Reported complications of the Latarjet procedure include recurrent instability, loss of motion, neurovascular injury, infection, and postoperative degenerative changes. These can be significantly reduced with meticulous preoperative planning and precise intraoperative execution.

  1. Degenerative Joint Disease (DJD): The most devastating long-term complication. It is almost exclusively caused by lateral overhang of the bone block. The graft must be flush or slightly medial (1-2 mm).
  2. Neurovascular Injury: The musculocutaneous nerve and axillary nerve are at highest risk. Avoid aggressive retraction of the conjoined tendon and ensure the Hohmann retractor under the scapular neck is placed carefully to protect the axillary nerve.
  3. Graft Nonunion/Osteolysis: Often results from inadequate decortication of the glenoid or coracoid, or failure to achieve rigid bicortical compression with the screws.

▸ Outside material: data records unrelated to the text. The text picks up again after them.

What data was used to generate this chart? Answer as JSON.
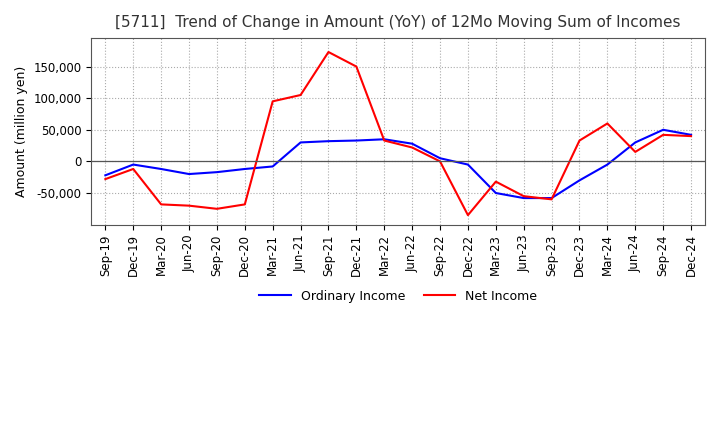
{
  "title": "[5711]  Trend of Change in Amount (YoY) of 12Mo Moving Sum of Incomes",
  "ylabel": "Amount (million yen)",
  "x_labels": [
    "Sep-19",
    "Dec-19",
    "Mar-20",
    "Jun-20",
    "Sep-20",
    "Dec-20",
    "Mar-21",
    "Jun-21",
    "Sep-21",
    "Dec-21",
    "Mar-22",
    "Jun-22",
    "Sep-22",
    "Dec-22",
    "Mar-23",
    "Jun-23",
    "Sep-23",
    "Dec-23",
    "Mar-24",
    "Jun-24",
    "Sep-24",
    "Dec-24"
  ],
  "ordinary_income": [
    -22000,
    -5000,
    -12000,
    -20000,
    -17000,
    -12000,
    -8000,
    30000,
    32000,
    33000,
    35000,
    28000,
    5000,
    -5000,
    -50000,
    -58000,
    -58000,
    -30000,
    -5000,
    30000,
    50000,
    42000
  ],
  "net_income": [
    -28000,
    -12000,
    -68000,
    -70000,
    -75000,
    -68000,
    95000,
    105000,
    173000,
    150000,
    33000,
    22000,
    0,
    -85000,
    -32000,
    -55000,
    -60000,
    33000,
    60000,
    15000,
    42000,
    40000
  ],
  "ordinary_color": "#0000ff",
  "net_color": "#ff0000",
  "ylim": [
    -100000,
    195000
  ],
  "yticks": [
    -50000,
    0,
    50000,
    100000,
    150000
  ],
  "background_color": "#ffffff",
  "grid_color": "#aaaaaa",
  "title_fontsize": 11,
  "axis_fontsize": 9,
  "tick_fontsize": 8.5
}
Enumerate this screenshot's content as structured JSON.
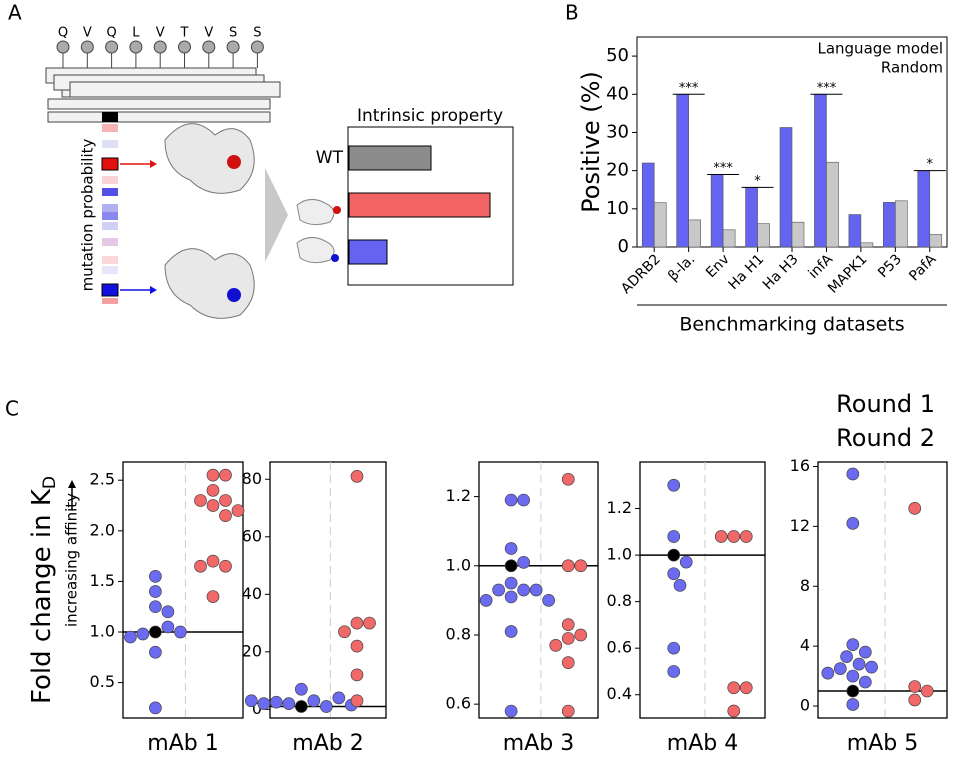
{
  "panel_labels": [
    "A",
    "B",
    "C"
  ],
  "panel_a": {
    "sequence": [
      "Q",
      "V",
      "Q",
      "L",
      "V",
      "T",
      "V",
      "S",
      "S"
    ],
    "strip_label": "mutation probability",
    "plot_title": "Intrinsic property",
    "wt_label": "WT"
  },
  "panel_c": {
    "y_label": "Fold change in K",
    "y_label_sub": "D",
    "y_note": "increasing affinity",
    "legend": [
      {
        "name": "Round 1",
        "color": "#6b6bf2"
      },
      {
        "name": "Round 2",
        "color": "#f06868"
      }
    ],
    "reference_color": "#000000"
  },
  "chart_data": [
    {
      "type": "bar",
      "ylabel": "Positive (%)",
      "xlabel": "Benchmarking datasets",
      "categories": [
        "ADRB2",
        "β-la.",
        "Env",
        "Ha H1",
        "Ha H3",
        "infA",
        "MAPK1",
        "P53",
        "PafA"
      ],
      "series": [
        {
          "name": "Language model",
          "color": "#6464f0",
          "values": [
            22,
            40,
            19,
            15.6,
            31.3,
            40,
            8.5,
            11.7,
            20
          ]
        },
        {
          "name": "Random",
          "color": "#c8c8c8",
          "values": [
            11.6,
            7.1,
            4.5,
            6.1,
            6.5,
            22.2,
            1.1,
            12.1,
            3.3
          ]
        }
      ],
      "significance": [
        null,
        "***",
        "***",
        "*",
        null,
        "***",
        null,
        null,
        "*"
      ],
      "ylim": [
        0,
        55
      ],
      "yticks": [
        0,
        10,
        20,
        30,
        40,
        50
      ],
      "legend": "upper right"
    },
    {
      "type": "strip",
      "xlabel": "mAb 1",
      "ylim": [
        0.15,
        2.68
      ],
      "yticks": [
        0.5,
        {
          "value": 1,
          "label": "1.0"
        },
        1.5,
        {
          "value": 2,
          "label": "2.0"
        },
        2.5
      ],
      "reference": 1,
      "series": [
        {
          "values": [
            1.55,
            1.4,
            1.25,
            1.2,
            1.05,
            0.98,
            1.0,
            0.95,
            0.8,
            0.25
          ]
        },
        {
          "values": [
            2.55,
            2.55,
            2.4,
            2.3,
            2.3,
            2.25,
            2.2,
            2.15,
            1.7,
            1.65,
            1.65,
            1.35
          ]
        }
      ]
    },
    {
      "type": "strip",
      "xlabel": "mAb 2",
      "ylim": [
        -3,
        86
      ],
      "yticks": [
        0,
        20,
        40,
        60,
        80
      ],
      "reference": 1,
      "series": [
        {
          "values": [
            3,
            2,
            1,
            2.5,
            4,
            7,
            2,
            1.5,
            3
          ]
        },
        {
          "values": [
            81,
            30,
            30,
            27,
            22,
            12,
            3
          ]
        }
      ]
    },
    {
      "type": "strip",
      "xlabel": "mAb 3",
      "ylim": [
        0.56,
        1.3
      ],
      "yticks": [
        0.6,
        0.8,
        {
          "value": 1,
          "label": "1.0"
        },
        1.2
      ],
      "reference": 1,
      "series": [
        {
          "values": [
            1.19,
            1.19,
            1.05,
            1.01,
            0.95,
            0.93,
            0.93,
            0.93,
            0.91,
            0.9,
            0.9,
            0.81,
            0.58
          ]
        },
        {
          "values": [
            1.25,
            1.0,
            1.0,
            0.83,
            0.8,
            0.79,
            0.77,
            0.72,
            0.58
          ]
        }
      ]
    },
    {
      "type": "strip",
      "xlabel": "mAb 4",
      "ylim": [
        0.3,
        1.4
      ],
      "yticks": [
        0.4,
        0.6,
        0.8,
        {
          "value": 1,
          "label": "1.0"
        },
        1.2
      ],
      "reference": 1,
      "series": [
        {
          "values": [
            1.3,
            1.08,
            0.97,
            0.92,
            0.87,
            0.6,
            0.5
          ]
        },
        {
          "values": [
            1.08,
            1.08,
            1.08,
            0.43,
            0.43,
            0.33
          ]
        }
      ]
    },
    {
      "type": "strip",
      "xlabel": "mAb 5",
      "ylim": [
        -0.8,
        16.3
      ],
      "yticks": [
        0,
        4,
        8,
        12,
        16
      ],
      "reference": 1,
      "series": [
        {
          "values": [
            15.5,
            12.2,
            4.1,
            3.6,
            3.3,
            2.8,
            2.6,
            2.5,
            2.2,
            2.0,
            1.6,
            0.1
          ]
        },
        {
          "values": [
            13.2,
            1.3,
            1.0,
            0.4
          ]
        }
      ]
    }
  ]
}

  4. Hardware Complications: Screws that are too long can irritate the suprascapular nerve posteriorly. Screws placed with washers can impinge on the humeral head anteriorly.

The basic principles for successful surgical repair—whether primary or revision—remain constant: create an optimal healing environment, re-create the glenoid concavity, secure anatomical capsular fixation, restore physiological capsular tension, and ensure supervised, goal-specific postoperative therapy.